For last one year, Uber has been exploring buyout deals to sell its loss-making Indian food delivery business UberEats India. After unsuccessful attempts with Swiggy and Amazon, it’s reportedly now in talks with Zomato for a potential acquisition.
The deal size is said to be around $500 million. Though, the final deal size may vary. Uber, which is reportedly focusing on a less crowded market, may also participate as an investor in Zomato’s next financing round.
“The merger talks include stock deals has reached to a term-sheet and said to be more realistic this time around,” said a TOI report quoting sources close to the matter.
This development comes as Zomato is in the midst of raising $200 million from existing backer Ant Financial at a $3 billion valuation.

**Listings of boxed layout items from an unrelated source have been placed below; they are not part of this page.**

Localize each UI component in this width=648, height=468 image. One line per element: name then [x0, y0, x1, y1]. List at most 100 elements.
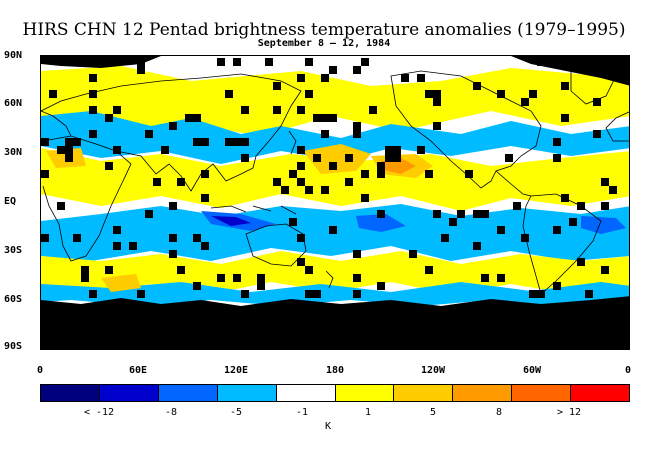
missing-data-square — [153, 178, 161, 186]
lat-label-eq: EQ — [4, 196, 17, 207]
missing-data-square — [529, 290, 537, 298]
missing-data-square — [313, 154, 321, 162]
missing-data-square — [353, 130, 361, 138]
missing-data-square — [521, 98, 529, 106]
missing-data-square — [297, 74, 305, 82]
scale-swatch-0 — [41, 385, 100, 401]
missing-data-square — [305, 266, 313, 274]
missing-data-square — [513, 202, 521, 210]
scale-swatch-6 — [394, 385, 454, 401]
missing-data-square — [329, 226, 337, 234]
map-subtitle: September 8 – 12, 1984 — [257, 38, 391, 49]
missing-data-square — [497, 274, 505, 282]
missing-data-square — [353, 290, 361, 298]
lon-label-120w: 120W — [420, 365, 446, 376]
lon-label-180: 180 — [325, 365, 345, 376]
color-scale-bar — [40, 384, 630, 402]
coastline-europe — [41, 110, 629, 142]
missing-data-square — [193, 138, 201, 146]
missing-data-square — [449, 218, 457, 226]
lat-label-90n: 90N — [4, 50, 23, 61]
missing-data-square — [177, 266, 185, 274]
missing-data-square — [465, 170, 473, 178]
missing-data-square — [145, 130, 153, 138]
coastline-eurasia — [41, 73, 302, 169]
missing-data-square — [89, 90, 97, 98]
scale-swatch-4 — [276, 385, 336, 401]
patch-orange — [303, 144, 371, 174]
missing-data-square — [537, 58, 545, 66]
missing-data-square — [353, 122, 361, 130]
patch-deep-cool — [581, 216, 626, 234]
missing-data-square — [41, 234, 49, 242]
scale-swatch-8 — [512, 385, 572, 401]
missing-data-square — [145, 210, 153, 218]
missing-data-square — [105, 114, 113, 122]
anomaly-patches — [41, 56, 629, 349]
missing-data-square — [329, 66, 337, 74]
coastlines — [41, 63, 629, 295]
missing-data-square — [233, 58, 241, 66]
scale-swatch-3 — [217, 385, 277, 401]
missing-data-square — [321, 74, 329, 82]
missing-data-square — [361, 194, 369, 202]
scale-label-lt-12: < -12 — [83, 407, 115, 418]
missing-data-square — [73, 234, 81, 242]
missing-data-square — [377, 162, 385, 170]
missing-data-square — [321, 186, 329, 194]
missing-data-square — [41, 138, 49, 146]
missing-data-square — [417, 74, 425, 82]
missing-data-square — [289, 170, 297, 178]
missing-data-square — [193, 234, 201, 242]
missing-data-square — [297, 234, 305, 242]
missing-data-square — [241, 106, 249, 114]
lat-label-60n: 60N — [4, 98, 23, 109]
missing-data-square — [113, 106, 121, 114]
missing-data-square — [393, 154, 401, 162]
missing-data-square — [353, 250, 361, 258]
scale-label-1: 1 — [364, 407, 372, 418]
scale-swatch-7 — [453, 385, 513, 401]
missing-data-square — [377, 170, 385, 178]
missing-data-square — [65, 138, 73, 146]
patch-warm — [41, 148, 629, 211]
missing-data-square — [553, 282, 561, 290]
missing-data-square — [225, 90, 233, 98]
missing-data-square — [297, 178, 305, 186]
missing-data-square — [361, 58, 369, 66]
missing-data-square — [481, 210, 489, 218]
missing-data-square — [321, 130, 329, 138]
missing-data-square — [169, 122, 177, 130]
missing-data-square — [305, 186, 313, 194]
lon-label-0-east: 0 — [624, 365, 632, 376]
missing-data-square — [433, 98, 441, 106]
coastline-australia — [245, 223, 307, 267]
missing-data-square — [377, 282, 385, 290]
missing-data-square — [345, 178, 353, 186]
missing-data-square — [417, 146, 425, 154]
coastline-japan — [288, 130, 297, 155]
patch-missing — [41, 296, 629, 349]
missing-data-square — [353, 66, 361, 74]
missing-data-square — [425, 266, 433, 274]
lon-label-120e: 120E — [223, 365, 249, 376]
missing-data-square — [593, 98, 601, 106]
missing-data-square — [201, 170, 209, 178]
missing-data-square — [497, 90, 505, 98]
missing-data-square — [601, 266, 609, 274]
missing-data-square — [185, 114, 193, 122]
missing-data-square — [313, 290, 321, 298]
missing-data-square — [169, 202, 177, 210]
lat-label-60s: 60S — [4, 294, 23, 305]
missing-data-square — [481, 274, 489, 282]
missing-data-square — [281, 186, 289, 194]
missing-data-square — [81, 58, 89, 66]
missing-data-square — [393, 146, 401, 154]
missing-data-square — [137, 58, 145, 66]
missing-data-square — [65, 146, 73, 154]
missing-data-square — [265, 58, 273, 66]
missing-data-square — [201, 138, 209, 146]
coastline-north-america — [390, 70, 542, 189]
missing-data-square — [57, 146, 65, 154]
missing-data-square — [473, 242, 481, 250]
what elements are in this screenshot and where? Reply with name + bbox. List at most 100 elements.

Last week, a report of Zomato merger talks with Swiggy emerged. However, the Gurugram-based firm denied the report saying that it is currently focusing on business metrics and achieving profitability.
Meanwhile, for both Swiggy and Zomato, the deal appears to just kill the third competitor in the space as the transaction hardly seems to add any significant value on the plates of food delivery majors.

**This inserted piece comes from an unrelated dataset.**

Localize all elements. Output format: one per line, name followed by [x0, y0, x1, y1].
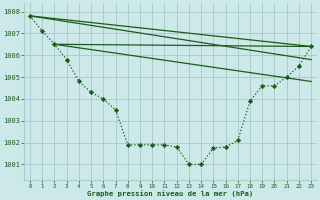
X-axis label: Graphe pression niveau de la mer (hPa): Graphe pression niveau de la mer (hPa) [87, 190, 254, 197]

In India, UberEats faces stiff competition from Swiggy and Zomato, that dominate the food delivery space. As per last reported figure, both Swiggy and Zomato are said to do monthly orders of 50 million each.
Uber is essentially selling its food delivery for controlling losses, especially after its poor show post IPO. UberEats is estimated to lose $15-20 million a month in India.
UberEats, which started its services in India in May 2017 claims to do around 2-3 lakh deliveries a day with a gross sales run-rate of $200 million. It is reported to have over 20-30K delivery executives employed across cities in India. The average order value of UberEats is Rs 140, which is almost half of what Swiggy and Zomato do.